In general, some shipper responses to changes in transportation costs and reliability are short run in nature, while others are longer run. For example, consider the impact of an increase in rail rates. In the short run, the producer might consider drawing down inventory with the plan to rebuild them when rail rates come back down. If the rate increase is viewed as more permanent, the producer might seek out alternative modes of transportation and, to the extent possible, decrease use of rail transportation. But this might take a bit more time than drawing on inventories. In the much longer run, the producer could make changes to plant location and distribution design. It should be noted however, that even in the long run, some shippers may still have limited options. For example, the site of a coal-burning electricity generating plant is essentially fixed (although the plant operator has some flexibility in the use of the plant’s capacity and its dispatch order). A recent study by the U.S. General Accountability Office (“GAO study”) discusses the adjustments businesses may take in response to reduced freight reliability in their supply chains. Adjustments could include carrying higher inventories in warehouses for meeting production needs, planning for longer than normal transit time, and not serving specific markets that cannot be reliably accessed. Furthermore, industries that use “just-in-time” production processes that rely on predictable transportation are especially likely to be affected by diminished freight transportation reliability.[2]

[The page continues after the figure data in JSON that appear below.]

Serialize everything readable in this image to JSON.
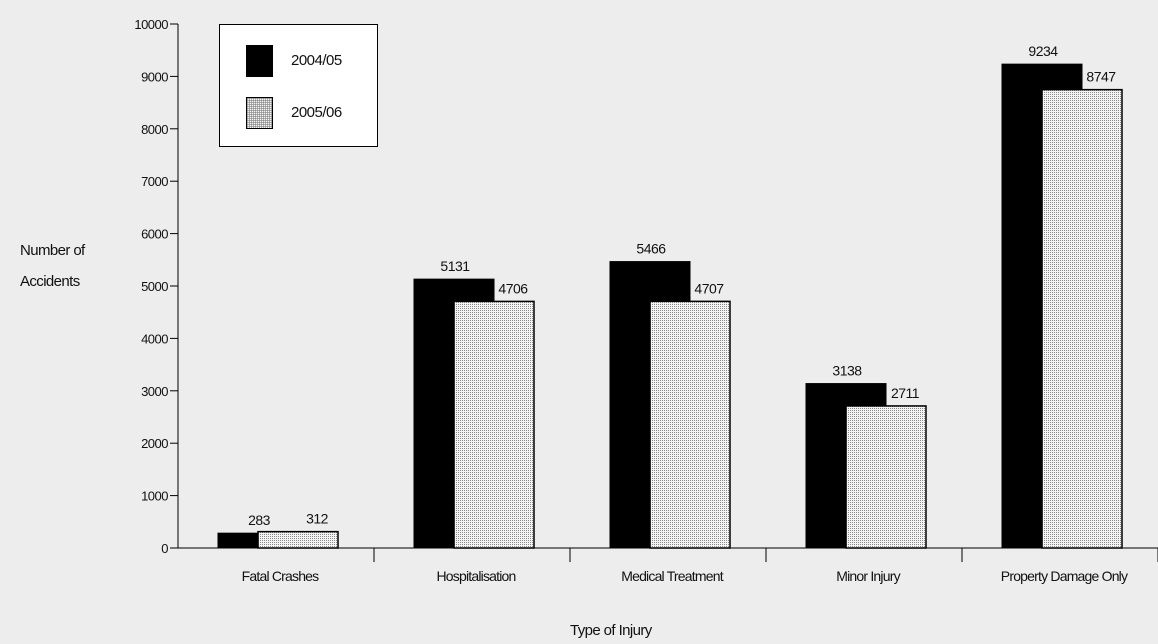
{
  "chart_data": {
    "type": "bar",
    "xlabel": "Type of Injury",
    "ylabel": [
      "Number of",
      "Accidents"
    ],
    "categories": [
      "Fatal Crashes",
      "Hospitalisation",
      "Medical Treatment",
      "Minor Injury",
      "Property Damage Only"
    ],
    "series": [
      {
        "name": "2004/05",
        "values": [
          283,
          5131,
          5466,
          3138,
          9234
        ],
        "fill": "#000000"
      },
      {
        "name": "2005/06",
        "values": [
          312,
          4706,
          4707,
          2711,
          8747
        ],
        "fill": "dotted"
      }
    ],
    "ylim": [
      0,
      10000
    ],
    "yticks": [
      0,
      1000,
      2000,
      3000,
      4000,
      5000,
      6000,
      7000,
      8000,
      9000,
      10000
    ],
    "grid": false,
    "legend_position": "top-left",
    "data_labels": true
  }
}
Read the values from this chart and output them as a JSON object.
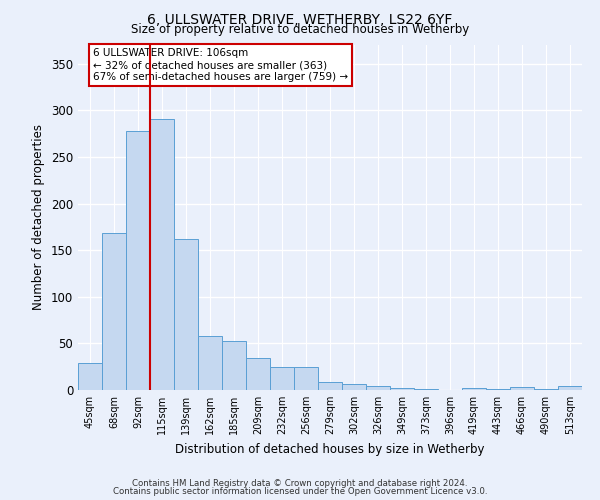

Figure 1 illustrates the vital link performed by freight transportation in supply chains and economic performance. Improvements in freight transportation efficiency, reliability and level of service have numerous economic benefits for production efficiency, optimization of distribution networks and product choice and cost to consumers. As improvements are made in transportation infrastructure, producers are able to centralize their production operations and site their operations in lower-cost areas, because the uncertainties concerning the movement of goods to customers are reduced. Improvements in transportation infrastructure also allow a more efficient design of the distribution network. The cost of inventories can be reduced as the needed hedge against transportation uncertainties is reduced. This also allows firms to change their inventories quickly in response to customers’ changing needs or desires. This ultimately leads to lower cost and greater product variety for customers.

Figure 1. The Role of Freight Transportation in Efficient Production and Distribution

Freight provides economic benefits because an improved transportation infrastructure improves production and distribution.

Keep America in Motion is a public online forum that that offers more information about the role of transportation in supply chains and discussion about supply chain issues.

[1] The relationship between transportation and inventory management was first explored by William J. Baumol and Hrishikesh D. Vinod, "An Inventory Theoretic Model of Freight Transportation Demand," Management Science, 14(7), March 1970, pp. 413-421.
[2] United States General Accountability Office, Freight Transportation, National Policy and Strategies Can Help Improve Freight Mobility, GAO-08-287, January 2008, p. 21.